The MEK's collaboration with the Iraqi regime's 1980-88 war against Iran led to the organisation's complete loss of popular support within Iran, as the war resulted in more than 1 million Iranian dead and wounded and caused massive destruction of the country's oil and other industries.
At the end of the Iran-Iraq war, the collaboration between Hussein's regime and the MEK continued and deepened. The MEK moved its base of operations to Iraq and Baghdad provided the MEK with tanks, armoured personnel carriers and artillery, which it used to launch military assaults across the Iraqi border into Iran.
The MEK participated in the Hussein regime's bloody suppression of the Iraqi Shiite uprising in 1991.

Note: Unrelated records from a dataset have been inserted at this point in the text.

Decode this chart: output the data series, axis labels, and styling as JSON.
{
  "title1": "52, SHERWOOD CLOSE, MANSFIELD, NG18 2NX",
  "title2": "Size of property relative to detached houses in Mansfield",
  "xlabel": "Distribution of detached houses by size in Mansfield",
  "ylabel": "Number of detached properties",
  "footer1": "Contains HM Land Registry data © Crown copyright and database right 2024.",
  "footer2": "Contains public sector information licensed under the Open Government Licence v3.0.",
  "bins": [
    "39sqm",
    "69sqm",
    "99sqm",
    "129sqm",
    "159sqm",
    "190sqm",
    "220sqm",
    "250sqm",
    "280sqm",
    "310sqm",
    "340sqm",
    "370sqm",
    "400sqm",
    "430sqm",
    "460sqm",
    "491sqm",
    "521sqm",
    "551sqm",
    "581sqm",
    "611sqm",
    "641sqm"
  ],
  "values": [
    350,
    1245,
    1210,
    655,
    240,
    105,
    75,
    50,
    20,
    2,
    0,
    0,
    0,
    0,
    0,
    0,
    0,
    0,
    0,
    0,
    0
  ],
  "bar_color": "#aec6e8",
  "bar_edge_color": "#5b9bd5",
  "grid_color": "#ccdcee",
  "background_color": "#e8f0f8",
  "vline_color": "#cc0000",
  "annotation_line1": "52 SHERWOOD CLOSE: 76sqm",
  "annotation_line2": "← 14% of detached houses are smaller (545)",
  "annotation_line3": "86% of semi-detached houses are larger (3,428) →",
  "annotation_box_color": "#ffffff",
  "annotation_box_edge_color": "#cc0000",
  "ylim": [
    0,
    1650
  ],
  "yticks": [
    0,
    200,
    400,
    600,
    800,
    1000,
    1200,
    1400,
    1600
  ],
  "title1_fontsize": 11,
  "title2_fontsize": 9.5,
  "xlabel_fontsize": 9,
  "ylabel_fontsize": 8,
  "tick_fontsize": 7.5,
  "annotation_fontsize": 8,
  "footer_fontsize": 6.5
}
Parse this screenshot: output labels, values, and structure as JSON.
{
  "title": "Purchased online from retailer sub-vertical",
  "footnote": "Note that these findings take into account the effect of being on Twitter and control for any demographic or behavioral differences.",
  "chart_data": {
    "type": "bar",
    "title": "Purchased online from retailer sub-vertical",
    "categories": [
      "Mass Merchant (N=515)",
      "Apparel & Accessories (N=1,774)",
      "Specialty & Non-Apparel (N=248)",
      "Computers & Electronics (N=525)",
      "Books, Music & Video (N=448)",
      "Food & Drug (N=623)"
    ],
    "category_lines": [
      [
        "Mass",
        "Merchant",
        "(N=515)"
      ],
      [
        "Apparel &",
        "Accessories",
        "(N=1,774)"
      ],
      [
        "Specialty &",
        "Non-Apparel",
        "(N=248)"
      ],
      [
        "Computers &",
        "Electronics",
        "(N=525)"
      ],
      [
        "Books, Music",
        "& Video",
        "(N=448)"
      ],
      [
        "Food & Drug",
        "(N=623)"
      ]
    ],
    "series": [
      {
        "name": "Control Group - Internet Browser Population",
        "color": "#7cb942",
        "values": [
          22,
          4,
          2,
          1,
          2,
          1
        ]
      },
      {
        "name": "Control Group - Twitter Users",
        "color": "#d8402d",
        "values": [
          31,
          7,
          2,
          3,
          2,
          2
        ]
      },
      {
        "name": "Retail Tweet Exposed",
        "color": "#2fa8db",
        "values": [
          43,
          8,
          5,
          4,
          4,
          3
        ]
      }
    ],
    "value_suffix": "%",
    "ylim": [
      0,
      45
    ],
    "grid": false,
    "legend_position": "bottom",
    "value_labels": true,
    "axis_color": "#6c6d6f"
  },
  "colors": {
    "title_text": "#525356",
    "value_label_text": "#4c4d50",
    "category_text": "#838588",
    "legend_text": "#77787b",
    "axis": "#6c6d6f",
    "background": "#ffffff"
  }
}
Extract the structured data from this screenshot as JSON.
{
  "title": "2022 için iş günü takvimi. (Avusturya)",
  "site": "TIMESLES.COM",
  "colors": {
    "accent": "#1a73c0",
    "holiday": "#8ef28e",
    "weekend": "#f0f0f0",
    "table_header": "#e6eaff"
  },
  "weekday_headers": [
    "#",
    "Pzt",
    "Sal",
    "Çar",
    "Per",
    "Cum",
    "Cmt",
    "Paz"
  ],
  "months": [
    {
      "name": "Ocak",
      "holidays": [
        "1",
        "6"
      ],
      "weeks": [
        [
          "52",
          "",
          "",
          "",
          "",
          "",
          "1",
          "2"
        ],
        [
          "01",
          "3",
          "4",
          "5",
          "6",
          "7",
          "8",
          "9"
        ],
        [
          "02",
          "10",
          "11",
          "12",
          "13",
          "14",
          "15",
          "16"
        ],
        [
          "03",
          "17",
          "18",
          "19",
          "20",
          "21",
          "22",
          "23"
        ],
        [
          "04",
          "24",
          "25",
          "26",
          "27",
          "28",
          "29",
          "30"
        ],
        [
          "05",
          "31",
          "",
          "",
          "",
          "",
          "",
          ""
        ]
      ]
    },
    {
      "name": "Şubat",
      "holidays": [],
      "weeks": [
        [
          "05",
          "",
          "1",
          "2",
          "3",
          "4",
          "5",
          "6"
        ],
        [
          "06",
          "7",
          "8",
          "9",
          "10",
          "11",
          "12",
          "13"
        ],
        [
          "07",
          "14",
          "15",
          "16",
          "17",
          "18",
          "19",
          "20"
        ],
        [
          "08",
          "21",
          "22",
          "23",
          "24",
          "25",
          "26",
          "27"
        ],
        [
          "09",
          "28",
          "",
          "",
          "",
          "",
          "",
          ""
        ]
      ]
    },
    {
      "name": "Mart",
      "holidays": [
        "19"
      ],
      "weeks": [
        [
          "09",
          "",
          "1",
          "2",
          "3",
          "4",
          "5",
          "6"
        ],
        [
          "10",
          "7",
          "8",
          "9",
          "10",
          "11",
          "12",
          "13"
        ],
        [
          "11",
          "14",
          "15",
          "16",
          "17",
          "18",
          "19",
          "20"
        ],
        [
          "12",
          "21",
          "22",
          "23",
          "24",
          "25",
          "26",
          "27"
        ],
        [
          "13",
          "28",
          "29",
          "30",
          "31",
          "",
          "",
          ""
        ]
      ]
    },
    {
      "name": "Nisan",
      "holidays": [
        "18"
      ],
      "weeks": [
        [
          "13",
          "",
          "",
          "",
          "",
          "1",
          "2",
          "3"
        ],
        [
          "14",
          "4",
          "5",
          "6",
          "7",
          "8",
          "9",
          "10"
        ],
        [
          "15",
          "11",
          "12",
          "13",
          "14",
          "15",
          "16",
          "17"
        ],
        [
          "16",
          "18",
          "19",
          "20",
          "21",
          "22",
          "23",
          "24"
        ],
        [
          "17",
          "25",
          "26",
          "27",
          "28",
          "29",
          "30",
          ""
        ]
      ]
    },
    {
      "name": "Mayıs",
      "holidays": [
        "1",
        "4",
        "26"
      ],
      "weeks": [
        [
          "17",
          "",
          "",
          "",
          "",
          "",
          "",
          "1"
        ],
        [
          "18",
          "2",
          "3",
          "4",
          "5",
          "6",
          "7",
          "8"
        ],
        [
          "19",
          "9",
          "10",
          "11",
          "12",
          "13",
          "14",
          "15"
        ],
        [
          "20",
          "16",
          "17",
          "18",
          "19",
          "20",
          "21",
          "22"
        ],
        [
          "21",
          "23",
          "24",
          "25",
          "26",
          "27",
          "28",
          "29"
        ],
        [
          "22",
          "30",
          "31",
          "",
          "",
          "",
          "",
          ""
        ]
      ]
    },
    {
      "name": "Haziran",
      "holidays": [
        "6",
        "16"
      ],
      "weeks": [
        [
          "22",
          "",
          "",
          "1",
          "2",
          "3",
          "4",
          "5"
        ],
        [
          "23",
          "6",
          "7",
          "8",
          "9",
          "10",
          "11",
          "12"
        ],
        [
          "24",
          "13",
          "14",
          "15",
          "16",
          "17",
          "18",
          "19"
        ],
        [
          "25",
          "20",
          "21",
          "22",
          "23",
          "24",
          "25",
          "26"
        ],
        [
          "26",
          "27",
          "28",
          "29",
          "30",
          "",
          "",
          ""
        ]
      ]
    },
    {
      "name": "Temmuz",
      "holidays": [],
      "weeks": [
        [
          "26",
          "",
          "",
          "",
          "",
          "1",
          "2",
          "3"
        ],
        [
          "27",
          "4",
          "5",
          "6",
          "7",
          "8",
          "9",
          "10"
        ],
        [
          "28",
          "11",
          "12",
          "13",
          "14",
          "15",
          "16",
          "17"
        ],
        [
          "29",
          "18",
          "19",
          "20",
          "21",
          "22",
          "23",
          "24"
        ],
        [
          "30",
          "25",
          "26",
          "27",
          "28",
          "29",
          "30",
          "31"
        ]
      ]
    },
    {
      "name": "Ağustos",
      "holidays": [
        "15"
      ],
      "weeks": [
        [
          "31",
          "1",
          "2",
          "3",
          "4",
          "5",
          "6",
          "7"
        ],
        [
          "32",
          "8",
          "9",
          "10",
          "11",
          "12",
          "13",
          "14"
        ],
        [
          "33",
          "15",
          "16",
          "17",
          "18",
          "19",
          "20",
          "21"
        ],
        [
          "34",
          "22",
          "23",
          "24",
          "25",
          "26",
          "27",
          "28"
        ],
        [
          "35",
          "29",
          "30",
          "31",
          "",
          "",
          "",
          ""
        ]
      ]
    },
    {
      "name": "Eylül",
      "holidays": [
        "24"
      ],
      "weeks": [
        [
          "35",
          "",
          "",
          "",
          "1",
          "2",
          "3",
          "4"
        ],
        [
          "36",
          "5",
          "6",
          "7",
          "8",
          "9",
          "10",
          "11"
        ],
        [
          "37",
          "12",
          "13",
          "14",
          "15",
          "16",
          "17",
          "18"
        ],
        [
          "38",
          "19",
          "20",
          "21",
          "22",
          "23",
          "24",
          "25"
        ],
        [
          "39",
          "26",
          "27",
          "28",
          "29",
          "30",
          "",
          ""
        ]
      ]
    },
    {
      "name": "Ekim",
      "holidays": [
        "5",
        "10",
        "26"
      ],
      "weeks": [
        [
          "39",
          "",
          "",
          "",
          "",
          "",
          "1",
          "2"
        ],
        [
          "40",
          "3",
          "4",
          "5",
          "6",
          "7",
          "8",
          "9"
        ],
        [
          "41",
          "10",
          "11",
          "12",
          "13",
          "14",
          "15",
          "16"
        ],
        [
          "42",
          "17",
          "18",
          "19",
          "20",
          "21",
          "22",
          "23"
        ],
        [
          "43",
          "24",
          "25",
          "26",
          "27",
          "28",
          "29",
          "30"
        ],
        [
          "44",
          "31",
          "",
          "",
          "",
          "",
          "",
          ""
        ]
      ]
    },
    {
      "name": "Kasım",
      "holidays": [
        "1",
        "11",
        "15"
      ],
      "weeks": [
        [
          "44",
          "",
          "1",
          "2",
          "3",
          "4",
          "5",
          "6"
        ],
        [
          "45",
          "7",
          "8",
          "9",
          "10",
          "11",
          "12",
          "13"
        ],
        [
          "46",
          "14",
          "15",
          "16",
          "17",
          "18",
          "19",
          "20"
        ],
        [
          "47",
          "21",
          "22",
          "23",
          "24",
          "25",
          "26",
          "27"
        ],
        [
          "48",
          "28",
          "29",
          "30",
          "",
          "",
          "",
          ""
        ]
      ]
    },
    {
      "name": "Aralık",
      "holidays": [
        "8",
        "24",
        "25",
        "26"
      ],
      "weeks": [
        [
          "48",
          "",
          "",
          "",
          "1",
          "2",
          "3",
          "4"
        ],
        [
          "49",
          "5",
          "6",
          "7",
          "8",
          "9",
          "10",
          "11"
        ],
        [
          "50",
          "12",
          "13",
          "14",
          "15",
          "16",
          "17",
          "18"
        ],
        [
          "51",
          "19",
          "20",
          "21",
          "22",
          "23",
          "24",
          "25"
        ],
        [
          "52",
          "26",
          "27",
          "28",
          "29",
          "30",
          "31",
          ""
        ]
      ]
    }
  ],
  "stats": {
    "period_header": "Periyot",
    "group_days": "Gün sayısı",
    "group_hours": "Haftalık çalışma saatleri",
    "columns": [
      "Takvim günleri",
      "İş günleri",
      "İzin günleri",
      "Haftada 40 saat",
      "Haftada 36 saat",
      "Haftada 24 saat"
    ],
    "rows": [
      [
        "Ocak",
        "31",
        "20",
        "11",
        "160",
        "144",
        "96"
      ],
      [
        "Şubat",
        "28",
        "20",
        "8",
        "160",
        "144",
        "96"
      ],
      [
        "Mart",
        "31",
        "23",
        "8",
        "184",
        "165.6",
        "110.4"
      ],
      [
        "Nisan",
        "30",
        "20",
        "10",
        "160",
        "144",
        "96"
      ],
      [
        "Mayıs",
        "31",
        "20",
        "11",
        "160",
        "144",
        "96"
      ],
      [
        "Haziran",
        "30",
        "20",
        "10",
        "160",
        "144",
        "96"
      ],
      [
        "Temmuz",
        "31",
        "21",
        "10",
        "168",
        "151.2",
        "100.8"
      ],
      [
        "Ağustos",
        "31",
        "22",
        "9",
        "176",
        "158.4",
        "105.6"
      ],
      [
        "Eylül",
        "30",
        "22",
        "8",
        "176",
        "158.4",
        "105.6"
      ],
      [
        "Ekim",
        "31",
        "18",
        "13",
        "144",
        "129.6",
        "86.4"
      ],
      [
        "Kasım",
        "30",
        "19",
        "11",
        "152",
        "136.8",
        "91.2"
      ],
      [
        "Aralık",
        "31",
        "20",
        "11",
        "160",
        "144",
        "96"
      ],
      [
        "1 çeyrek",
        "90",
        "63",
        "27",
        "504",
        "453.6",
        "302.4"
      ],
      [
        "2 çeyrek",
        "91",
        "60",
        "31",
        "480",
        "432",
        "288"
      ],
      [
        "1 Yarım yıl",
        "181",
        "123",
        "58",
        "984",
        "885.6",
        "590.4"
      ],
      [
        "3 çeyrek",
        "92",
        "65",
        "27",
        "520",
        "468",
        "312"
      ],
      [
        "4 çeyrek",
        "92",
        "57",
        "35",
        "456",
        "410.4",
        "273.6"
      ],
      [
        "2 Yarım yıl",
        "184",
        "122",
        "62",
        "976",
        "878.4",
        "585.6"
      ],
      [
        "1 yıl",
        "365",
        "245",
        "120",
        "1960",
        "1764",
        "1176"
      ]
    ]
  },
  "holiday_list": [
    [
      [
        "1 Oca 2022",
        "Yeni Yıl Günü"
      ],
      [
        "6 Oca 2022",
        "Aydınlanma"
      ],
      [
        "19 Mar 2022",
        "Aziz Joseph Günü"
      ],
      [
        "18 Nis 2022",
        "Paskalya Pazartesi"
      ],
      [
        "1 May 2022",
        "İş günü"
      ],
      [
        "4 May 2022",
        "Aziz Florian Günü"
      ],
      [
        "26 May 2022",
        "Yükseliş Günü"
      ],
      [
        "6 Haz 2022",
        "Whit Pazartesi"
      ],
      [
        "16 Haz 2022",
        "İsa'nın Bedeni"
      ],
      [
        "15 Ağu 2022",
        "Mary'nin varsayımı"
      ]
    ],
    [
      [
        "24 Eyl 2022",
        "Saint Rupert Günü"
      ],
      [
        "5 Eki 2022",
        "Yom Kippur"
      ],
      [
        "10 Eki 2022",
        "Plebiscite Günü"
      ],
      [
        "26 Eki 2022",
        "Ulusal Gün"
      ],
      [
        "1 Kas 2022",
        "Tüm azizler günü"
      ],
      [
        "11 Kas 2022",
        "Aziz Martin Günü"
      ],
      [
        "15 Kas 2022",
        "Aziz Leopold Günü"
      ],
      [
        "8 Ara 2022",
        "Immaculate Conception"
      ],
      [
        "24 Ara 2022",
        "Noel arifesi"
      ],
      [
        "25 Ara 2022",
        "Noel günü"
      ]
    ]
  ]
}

In 1997, the US administration of President Bill Clinton — in an effort to seek out pro-US figures within the Iranian regime — decided to put the MEK on the US State Department's list of foreign terrorist organisations. However, the Clinton administration continued to allow the MEK, through its front organisation — the National Council of Resistance — to openly operate and raise funds in the US.
For more than a decade, the MEK has enjoyed considerable support within the US Congress, particularly from politicians closely associated with American Israel Public Affairs Committee, the main US pro-Israel lobby group. In November, 150 Congress members signed a petition asking US President George Bush to remove the MEK from the State Department's list of terrorist organisations.
On April 8, the organiser of the petition, Florida Republican representative Ileana Ros-Lehtinen — who describes herself as "a fighter for our US ally, Israel"— said of the MEK: "This group loves the United States. They're assisting us in the war on terrorism; they're pro-US."
During the lead-up to Washington's March 20 invasion of Iraq, the Bush administration cited Baghdad's support for the MEK as evidence of Hussein's support for terrorism. Thus, in his speech to the UN General Assembly last September, Bush argued that "in violation of Security Council Resolution 1373, Iraq continues to shelter and support terrorist organisations that direct violence against Iran".
Even after the speech, the MEK remained free to continue its activities in the US, including holding press conferences in Washington.
During its invasion of Iraq, the US military initially treated the MEK as a hostile combatant group, bombing the group's camps. However, on April 22, the US military signed a "cease-fire" with the MEK. The group's representatives outside Iraq claim that the agreement allows the MEK to retain its camps, armed personnel and weapons.
Following the deal, there have been numerous press reports of a debate within the Bush administration over whether to utilise the MEK in covert operations aimed at "destabilising" the Iranian government.
From Green Left Weekly, June 18, 2003.